Young Women Equally Susceptible to Heart Diseases: Survey
If the findings of a new survey are anything to go by, young women are as much susceptible to cardiovascular disease as their old counterparts are.
The survey revelations thus contradict the earlier belief that young women were less exposed to heart diseases due to the presence of oestrogen hormone in the body.
55 percent of the doctors who were surveyed stated that there was a 16-20 percent growth in heart diseases among young women in the last five years. 41 percent of the cardiologists pegged the figure at 10-15 percent growth. The age group under consideration is the 20-40 year old women.
“Quite contrary to conventional medical ideology that due to oestrogen hormone women, especially menstruating ones, are safe from heart diseases. But lately, there has been a significant rise in number of female cardiovascular patients,” said J.P.S. Sawhney, senior cardiologist at the Sir Ganga Ram Hospital here.
Majority of the doctors (83 percent) felt that Indian women were ignorant about cardiovascular diseases. At the same time, the doctors felt that working women were more aware about heart diseases as compared to non-working women.
Two-third of the cardiologists claimed that many deaths occurred because this medical condition is not diagnosed early.
“Women often overlook symptoms and discomfort pertaining to heart diseases, and rarely consult an expert. Even if they opt for consultation, more often than not, they discontinue the treatment as soon as they get symptomatic relief. The compliance rate is comparatively poor among women,” Sawhney said.

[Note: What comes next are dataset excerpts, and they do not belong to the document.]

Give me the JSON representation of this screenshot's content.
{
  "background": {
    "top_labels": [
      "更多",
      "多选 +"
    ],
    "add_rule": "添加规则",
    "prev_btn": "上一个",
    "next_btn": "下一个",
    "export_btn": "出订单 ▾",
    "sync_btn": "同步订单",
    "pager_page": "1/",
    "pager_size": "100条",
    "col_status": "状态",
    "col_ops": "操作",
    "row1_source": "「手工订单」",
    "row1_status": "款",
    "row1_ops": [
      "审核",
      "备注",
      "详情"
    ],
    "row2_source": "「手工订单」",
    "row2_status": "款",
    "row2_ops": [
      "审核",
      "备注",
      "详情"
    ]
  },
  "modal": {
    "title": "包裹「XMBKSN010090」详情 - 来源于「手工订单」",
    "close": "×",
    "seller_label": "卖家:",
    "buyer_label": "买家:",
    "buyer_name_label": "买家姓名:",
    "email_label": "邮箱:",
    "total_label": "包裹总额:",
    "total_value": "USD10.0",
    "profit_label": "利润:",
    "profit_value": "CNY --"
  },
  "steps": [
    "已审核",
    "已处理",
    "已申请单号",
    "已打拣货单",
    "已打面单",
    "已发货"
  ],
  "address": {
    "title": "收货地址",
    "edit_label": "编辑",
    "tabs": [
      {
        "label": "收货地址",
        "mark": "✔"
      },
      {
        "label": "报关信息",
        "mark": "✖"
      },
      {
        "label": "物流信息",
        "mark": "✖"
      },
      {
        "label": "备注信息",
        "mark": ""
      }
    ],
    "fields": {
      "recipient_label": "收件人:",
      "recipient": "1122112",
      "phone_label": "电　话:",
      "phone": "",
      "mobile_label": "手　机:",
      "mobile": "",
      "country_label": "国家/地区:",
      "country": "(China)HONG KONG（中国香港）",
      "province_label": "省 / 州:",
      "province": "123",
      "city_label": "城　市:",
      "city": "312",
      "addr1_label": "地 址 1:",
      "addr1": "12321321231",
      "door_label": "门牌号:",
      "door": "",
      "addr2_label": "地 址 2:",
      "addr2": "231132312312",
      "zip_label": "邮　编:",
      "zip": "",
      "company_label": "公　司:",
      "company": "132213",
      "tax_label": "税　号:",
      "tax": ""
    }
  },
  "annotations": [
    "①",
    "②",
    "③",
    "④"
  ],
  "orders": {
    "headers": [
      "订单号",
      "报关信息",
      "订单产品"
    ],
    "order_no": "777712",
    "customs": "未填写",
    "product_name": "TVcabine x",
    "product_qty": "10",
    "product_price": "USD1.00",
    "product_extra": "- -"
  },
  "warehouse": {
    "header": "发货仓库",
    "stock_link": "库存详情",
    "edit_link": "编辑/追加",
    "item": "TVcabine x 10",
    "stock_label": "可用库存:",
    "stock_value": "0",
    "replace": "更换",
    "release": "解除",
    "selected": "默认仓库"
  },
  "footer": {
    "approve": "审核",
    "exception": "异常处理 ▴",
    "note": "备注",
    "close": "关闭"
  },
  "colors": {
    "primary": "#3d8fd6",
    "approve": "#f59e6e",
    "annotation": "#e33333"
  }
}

Changing Lifestyle the Culprit
Hitherto, these young women, especially the menstruating ones were considered safe, however the changing lifestyles has altered that state.
Yes, the blame has unequivocally been put on the changing lifestyle of the young women.
“The trend may be attributed to changing lifestyle which is bringing such drastic hormonal changes that heart protecting effect of oestrogen hormone is getting nullified,” Sawhney said.
In addition to an increased risk of heart diseases, the lifestyle changes has also brought in its wake a heightened chance of contracting obesity, hypertension and diabetes.
The findings are from the survey ‘Visualising the Extent of Heart Disease in Indian Women’ under which responses were gathered from close to 600 cardiologists and general practitioners.